Aquel rostro amable se alzó, sorprendido, y observó en la oscuridad.
—¿De veras? Pero la compañía no debe de ser mejor, imagino.
Siempre una ocurrencia sardónica. Simas, a fin de cuentas, era un hombre predecible. ¿O era eso parte de la farsa, como el ligero aire de avejentada cortesía que utilizaba para desarmar a sus estudiantes?
—Deberíamos habérselo dicho, Simas.
El anciano frunció el ceño y se rascó la barba, absorto.
—¿Decirle qué? ¿Que Maithanet ya ha convocado a sus fieles para comunicarles contra quién va a librar esta Guerra Santa? ¿Que la mitad de su misión es un mero pretexto? Achamian no tardará mucho en descubrirlo.
—No.
Esa omisión había sido necesaria, al menos para que la perspectiva de traicionar a su antiguo alumno fuera más soportable para aquel hombre.
Simas asintió y suspiró hondamente.
—Entonces, estás preocupado por lo otro. Si hemos aprendido alguna lección del Consulto, viejo amigo, es que la ignorancia es una arma poderosa.

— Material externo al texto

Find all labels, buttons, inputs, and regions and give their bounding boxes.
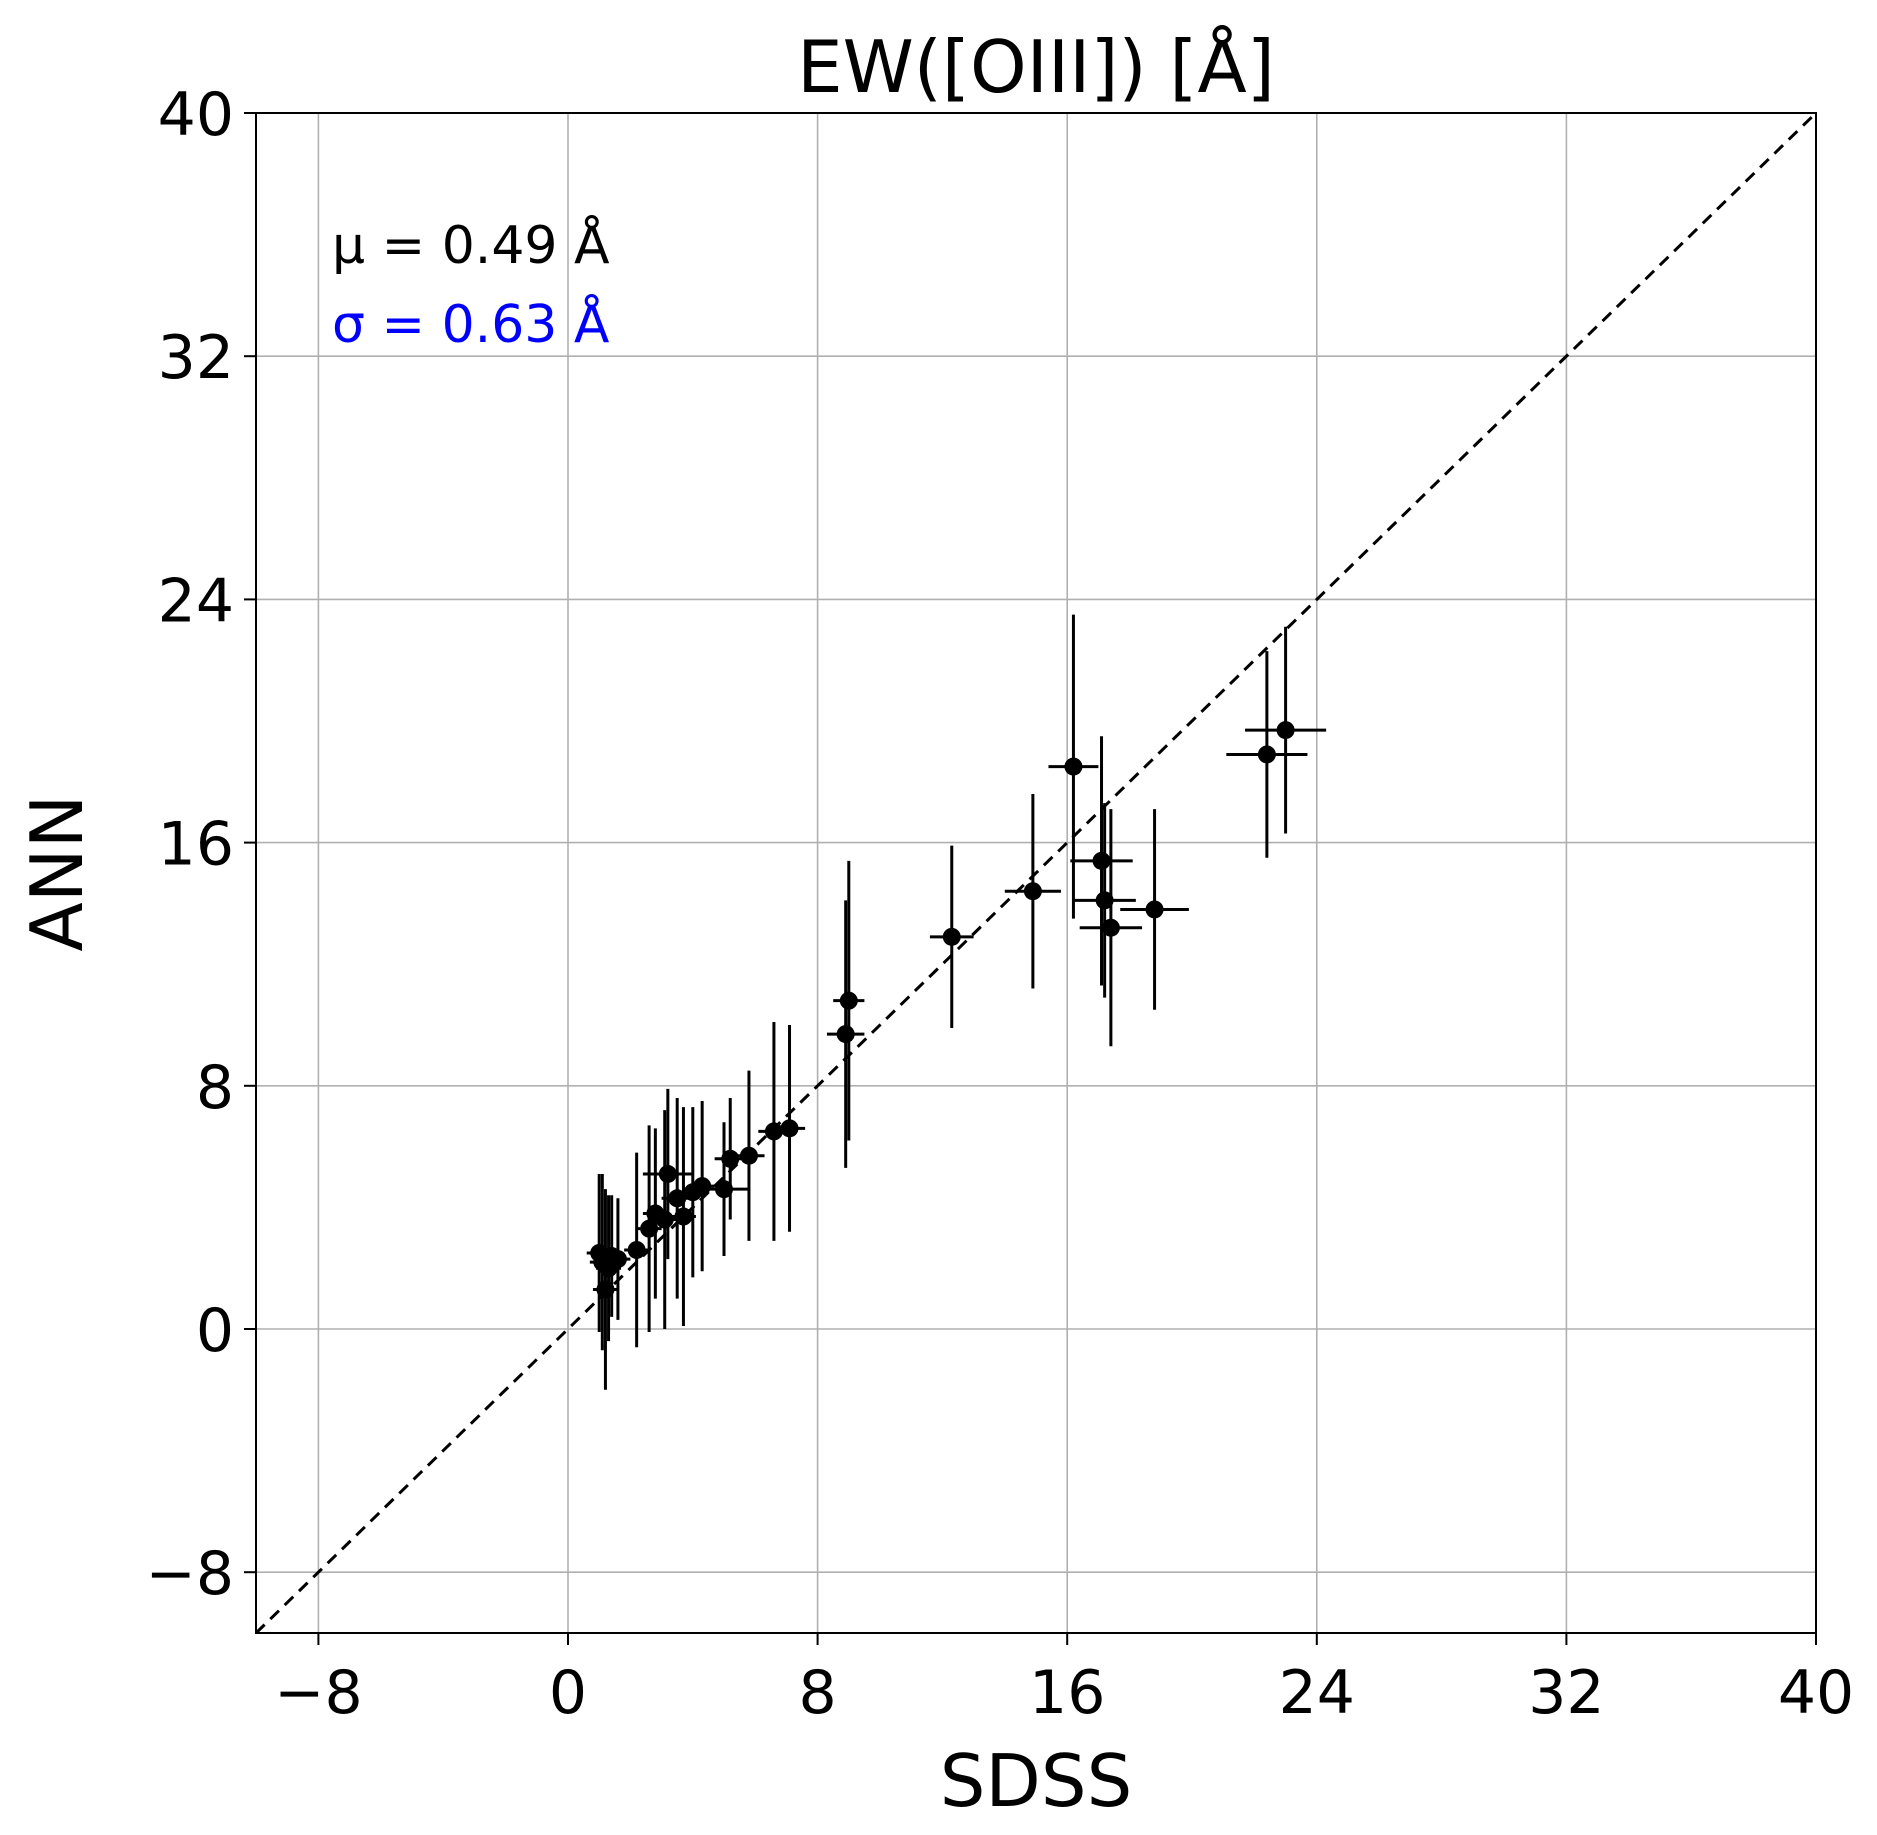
data-point-group	[1070, 736, 1133, 986]
x-tick-label: 8	[799, 1658, 837, 1728]
y-tick-label: 16	[158, 810, 234, 880]
y-tick-label: 32	[158, 323, 234, 393]
data-point-group	[605, 1198, 631, 1320]
y-axis-label: ANN	[15, 795, 99, 952]
data-point	[674, 1207, 693, 1226]
data-point	[608, 1250, 627, 1269]
data-point	[764, 1122, 783, 1141]
data-point-group	[929, 845, 974, 1029]
data-point	[715, 1180, 733, 1199]
x-tick-label: 40	[1778, 1658, 1854, 1728]
data-point	[693, 1177, 712, 1196]
mu-annotation: μ = 0.49 Å	[332, 214, 610, 276]
data-point	[942, 927, 961, 946]
data-point-group	[833, 860, 865, 1141]
data-point	[836, 1025, 855, 1044]
data-point-group	[773, 1025, 806, 1232]
data-point-group	[1073, 803, 1136, 998]
data-point	[1095, 891, 1114, 910]
chart-title: EW([OIII]) [Å]	[797, 25, 1275, 109]
x-tick-label: −8	[274, 1658, 362, 1728]
x-tick-label: 32	[1528, 1658, 1604, 1728]
plot-frame	[255, 112, 1817, 1634]
x-axis-label: SDSS	[940, 1739, 1133, 1823]
data-point	[658, 1164, 677, 1183]
data-point	[1145, 900, 1164, 919]
data-point-group	[699, 1122, 749, 1257]
sigma-annotation: σ = 0.63 Å	[332, 293, 610, 355]
data-point-group	[733, 1070, 765, 1241]
data-point	[1092, 851, 1111, 870]
y-tick-label: −8	[146, 1539, 234, 1609]
data-point	[1064, 757, 1083, 776]
y-axis-ticks: −8 0 8 16 24 32 40	[146, 80, 256, 1609]
data-point	[1023, 882, 1042, 901]
reference-line-group	[254, 111, 1818, 1635]
x-axis-ticks: −8 0 8 16 24 32 40	[274, 1633, 1854, 1728]
data-point	[1101, 918, 1120, 937]
x-tick-label: 16	[1029, 1658, 1105, 1728]
data-point-group	[1120, 809, 1189, 1010]
data-point	[780, 1119, 799, 1138]
data-point-group	[1004, 793, 1061, 989]
data-point-group	[636, 1125, 662, 1333]
y-tick-label: 8	[196, 1053, 234, 1123]
data-point-group	[1226, 651, 1308, 858]
one-to-one-reference-line	[254, 111, 1818, 1635]
data-points	[586, 614, 1327, 1390]
data-point	[627, 1240, 646, 1259]
data-point	[668, 1189, 687, 1208]
y-tick-label: 40	[158, 80, 234, 150]
data-point	[721, 1149, 740, 1168]
y-tick-label: 24	[158, 566, 234, 636]
y-tick-label: 0	[196, 1296, 234, 1366]
data-point-group	[661, 1097, 693, 1299]
data-point	[839, 991, 858, 1010]
data-point	[640, 1219, 659, 1238]
data-point-group	[1048, 614, 1099, 919]
data-point-group	[624, 1152, 650, 1348]
x-tick-label: 0	[549, 1658, 587, 1728]
data-point	[739, 1146, 758, 1165]
data-point	[1257, 745, 1276, 764]
x-tick-label: 24	[1279, 1658, 1355, 1728]
data-point-group	[1245, 626, 1327, 834]
data-point	[655, 1210, 674, 1229]
data-point	[1276, 721, 1295, 740]
data-point-group	[1079, 809, 1143, 1047]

—Tanto como la sabiduría. ¿Por qué íbamos a negarle armas que necesita? ¿Y si es descuidado? Los hombres con frecuencia se tornan descuidados en ausencia de una amenaza real.
Simas negó con la cabeza vigorosamente.
—Pero se dirige a Sumna, Nautzera. ¿Acaso lo has olvidado? Tendrá cuidado. ¿Qué hechicero no lo tendría en la guarida de los Mil Templos? Especialmente, en tiempos como éstos.
Nautzera frunció los labios y permaneció en silencio.
Simas se recostó y levantó la mirada del manuscrito, como si saliera de su estado de concentración. Escudriñó a Nautzera minuciosamente.
—¿Has oído nuevas informaciones? —dijo al fin—. ¿Ha muerto alguien más?
Simas siempre había poseído la asombrosa habilidad de intuir la causa de sus muy diversos estados de ánimo.
—Peor —dijo Nautzera—. Desaparecido. Esta mañana, Parthelsus ha comunicado que su principal informador en la corte de Tydonni se ha desvanecido sin dejar rastro. Los nuestros están siendo perseguidos, Simas.
—Deben ser ellos.
Ellos. Nautzera se encogió de hombros.
—O los Chapiteles Escarlatas, o incluso los Mil Templos. Recuerda que los espías del Emperador parecen estar sufriendo un destino similar en Sumna… En cualquier caso, deberíamos habérselo dicho a Achamian.
—Eres siempre tan puritano, Nautzera. No. Cualquiera que nos ataque es demasiado tímido o demasiado astuto como para hacerlo tan directamente. En lugar de golpear a nuestros hechiceros de más rango, golpean a nuestros informadores, a nuestros ojos y oídos en los Tres Mares. Por alguna razón, quieren dejarnos ciegos y sordos.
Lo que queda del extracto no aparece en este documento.